Twenty-eight states and territories reported an increase in new claims, while 25 reported a decrease, the Labor Department said.
``Claims are typically quite volatile in the weeks after Christmas,'' said Abiel Reinhart, an economist at JPMorgan Chase Corp. in New York. ``Nevertheless, amidst the volatility, the picture of the labor market that we are getting from claims is still quite good, with relatively little change over the whole second half of 2006.''
A report today from job-placement firm Challenger, Gray & Christmas Inc. said the time it takes to look for a new job fell by 12 percent in the fourth quarter to a median of 3.7 months from 4.2 months the prior quarter, when it was the longest since the first quarter of 2003.
Job Creation
``The decline in job-search times corresponds to increased job creation reported by the government in the fourth quarter,'' John Challenger, chief executive of the Chicago-based placement firm, said in a statement.
Consumer spending probably rose at a 4 percent annual pace in the final quarter of last year, compared with a 2.8 percent rate in the prior three months, according to a Bloomberg News survey of economists from Jan. 2 to Jan. 8.
Workers' average hourly earnings were up 4.2 percent in December from a year earlier, a gain not exceeded since November 2000, the government reported on Jan. 5.
The unemployment rate remained near a six-year low in December, while employers added 167,000 new jobs, compared with 154,000 the prior month, a government report showed last week. Monthly job growth averaged 153,000 in 2006, compared with an average 165,000 the previous year.
Among companies planning to add more workers is Chipotle Mexican Grill Inc., the fast-food chain McDonald's Corp. sold to the public last year.
New Restaurants
Chipotle will add 95 to 105 restaurants after it improved training for employees who will run the new units, Chief Operating Officer Monty Moran said at a conference in New York on Jan. 9. The company had 547 units in 25 states as of Sept. 30.
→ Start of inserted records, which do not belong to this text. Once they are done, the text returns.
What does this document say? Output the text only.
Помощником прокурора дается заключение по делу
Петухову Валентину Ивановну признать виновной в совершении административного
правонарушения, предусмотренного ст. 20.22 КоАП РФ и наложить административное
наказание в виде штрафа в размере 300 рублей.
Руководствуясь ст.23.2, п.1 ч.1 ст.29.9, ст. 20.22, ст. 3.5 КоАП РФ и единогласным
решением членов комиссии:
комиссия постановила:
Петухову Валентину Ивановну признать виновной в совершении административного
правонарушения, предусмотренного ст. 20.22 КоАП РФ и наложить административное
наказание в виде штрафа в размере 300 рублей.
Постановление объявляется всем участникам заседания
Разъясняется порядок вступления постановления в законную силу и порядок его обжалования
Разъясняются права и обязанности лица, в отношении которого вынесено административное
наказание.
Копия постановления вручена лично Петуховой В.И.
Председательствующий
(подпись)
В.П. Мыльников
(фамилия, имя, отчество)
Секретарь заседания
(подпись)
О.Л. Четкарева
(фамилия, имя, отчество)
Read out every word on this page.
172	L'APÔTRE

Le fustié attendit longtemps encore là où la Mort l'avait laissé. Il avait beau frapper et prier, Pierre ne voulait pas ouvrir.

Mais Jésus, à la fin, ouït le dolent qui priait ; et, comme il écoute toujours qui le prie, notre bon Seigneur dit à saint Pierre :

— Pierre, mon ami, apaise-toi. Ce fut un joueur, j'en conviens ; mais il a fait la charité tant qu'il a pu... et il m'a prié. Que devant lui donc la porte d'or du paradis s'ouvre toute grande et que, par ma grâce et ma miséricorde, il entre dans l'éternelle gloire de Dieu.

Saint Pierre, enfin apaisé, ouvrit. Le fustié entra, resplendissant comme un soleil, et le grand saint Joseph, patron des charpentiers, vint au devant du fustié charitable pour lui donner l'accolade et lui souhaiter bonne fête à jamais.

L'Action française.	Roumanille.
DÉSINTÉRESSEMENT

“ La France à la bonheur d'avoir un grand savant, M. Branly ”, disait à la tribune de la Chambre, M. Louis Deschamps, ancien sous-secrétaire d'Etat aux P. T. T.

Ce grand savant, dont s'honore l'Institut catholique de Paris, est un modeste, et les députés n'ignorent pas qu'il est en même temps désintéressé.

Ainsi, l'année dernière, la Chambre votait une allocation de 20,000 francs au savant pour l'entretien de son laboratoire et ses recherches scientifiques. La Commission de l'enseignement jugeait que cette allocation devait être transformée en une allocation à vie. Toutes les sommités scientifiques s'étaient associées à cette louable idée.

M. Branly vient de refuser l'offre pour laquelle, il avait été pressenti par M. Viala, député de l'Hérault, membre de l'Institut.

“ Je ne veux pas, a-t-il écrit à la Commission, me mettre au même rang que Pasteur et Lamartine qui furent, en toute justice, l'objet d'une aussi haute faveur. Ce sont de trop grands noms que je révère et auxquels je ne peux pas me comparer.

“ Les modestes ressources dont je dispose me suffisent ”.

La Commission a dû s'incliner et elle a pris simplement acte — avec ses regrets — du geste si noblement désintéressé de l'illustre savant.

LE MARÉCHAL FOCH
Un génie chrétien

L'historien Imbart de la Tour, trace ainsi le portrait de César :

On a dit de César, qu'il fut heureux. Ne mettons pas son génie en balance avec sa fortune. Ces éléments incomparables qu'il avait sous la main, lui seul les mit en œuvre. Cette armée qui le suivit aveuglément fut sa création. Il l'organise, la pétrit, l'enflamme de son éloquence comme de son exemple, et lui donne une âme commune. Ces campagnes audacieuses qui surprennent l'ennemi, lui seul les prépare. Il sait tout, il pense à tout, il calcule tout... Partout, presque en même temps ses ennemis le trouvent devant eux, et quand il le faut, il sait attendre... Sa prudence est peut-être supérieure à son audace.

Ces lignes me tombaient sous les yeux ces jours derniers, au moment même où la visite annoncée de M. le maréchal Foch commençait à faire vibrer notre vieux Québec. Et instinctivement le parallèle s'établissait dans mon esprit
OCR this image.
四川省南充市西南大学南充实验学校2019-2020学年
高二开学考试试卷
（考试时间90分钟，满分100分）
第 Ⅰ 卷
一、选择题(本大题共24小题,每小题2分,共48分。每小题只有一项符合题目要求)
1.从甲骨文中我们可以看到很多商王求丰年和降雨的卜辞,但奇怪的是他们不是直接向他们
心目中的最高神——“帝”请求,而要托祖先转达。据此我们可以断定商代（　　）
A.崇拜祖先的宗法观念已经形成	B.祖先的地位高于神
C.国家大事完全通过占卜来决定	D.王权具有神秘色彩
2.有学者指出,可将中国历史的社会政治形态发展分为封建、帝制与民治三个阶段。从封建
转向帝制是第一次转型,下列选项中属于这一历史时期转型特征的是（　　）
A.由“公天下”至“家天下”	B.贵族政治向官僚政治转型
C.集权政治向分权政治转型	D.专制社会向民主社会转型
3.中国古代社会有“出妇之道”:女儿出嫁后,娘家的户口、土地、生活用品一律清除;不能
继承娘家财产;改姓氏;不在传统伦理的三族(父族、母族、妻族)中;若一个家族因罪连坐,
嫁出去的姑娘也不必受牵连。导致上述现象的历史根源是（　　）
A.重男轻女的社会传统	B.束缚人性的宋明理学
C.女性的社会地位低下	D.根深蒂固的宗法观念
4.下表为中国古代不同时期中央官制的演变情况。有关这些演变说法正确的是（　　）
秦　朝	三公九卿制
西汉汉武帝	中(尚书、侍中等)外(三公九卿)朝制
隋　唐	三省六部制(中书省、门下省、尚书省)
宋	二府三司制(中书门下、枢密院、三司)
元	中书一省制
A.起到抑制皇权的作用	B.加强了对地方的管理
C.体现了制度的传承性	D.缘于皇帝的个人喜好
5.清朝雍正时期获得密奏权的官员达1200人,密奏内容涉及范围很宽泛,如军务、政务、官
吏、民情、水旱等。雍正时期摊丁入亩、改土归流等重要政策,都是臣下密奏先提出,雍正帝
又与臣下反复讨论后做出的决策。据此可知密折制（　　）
Payroll growth, measured monthly, generally rises as initial jobless claims, which reflect firings and are measured weekly, decline.
An expanding labor market has helped to shield the economy from the impact of the housing slump. The economy grew at the slowest pace in three quarters in the period from July through September as home construction registered its sharpest slump in 15 years. Growth fell to a 2 percent annual pace from 2.6 percent in the second quarter.
`Vigilant' on Inflation
Federal Reserve Bank of Chicago President Michael Moskow yesterday said he expects economic growth to gain strength in the coming year, and the low unemployment rate means policy makers must remain ``vigilant'' on inflation.
The Chicago Fed predicts home construction is likely to remain a drag on growth, Moskow said. ``But I do not expect a large spillover of the weakness to other sectors of the economy,'' he said. ``Consumer spending has held up quite well.''
Some economists predict job growth will slow as residential construction weakens and falling home prices make consumers feel less wealthy. Builders shed 3,000 jobs in December while manufacturers trimmed 12,000, the government said last week.
Collins & Aikman Corp., an auto-parts maker in bankruptcy that is shedding assets, plans to close a Missouri plant that makes instrument panels, eliminating 250 jobs, spokesman David Youngman said Jan. 8.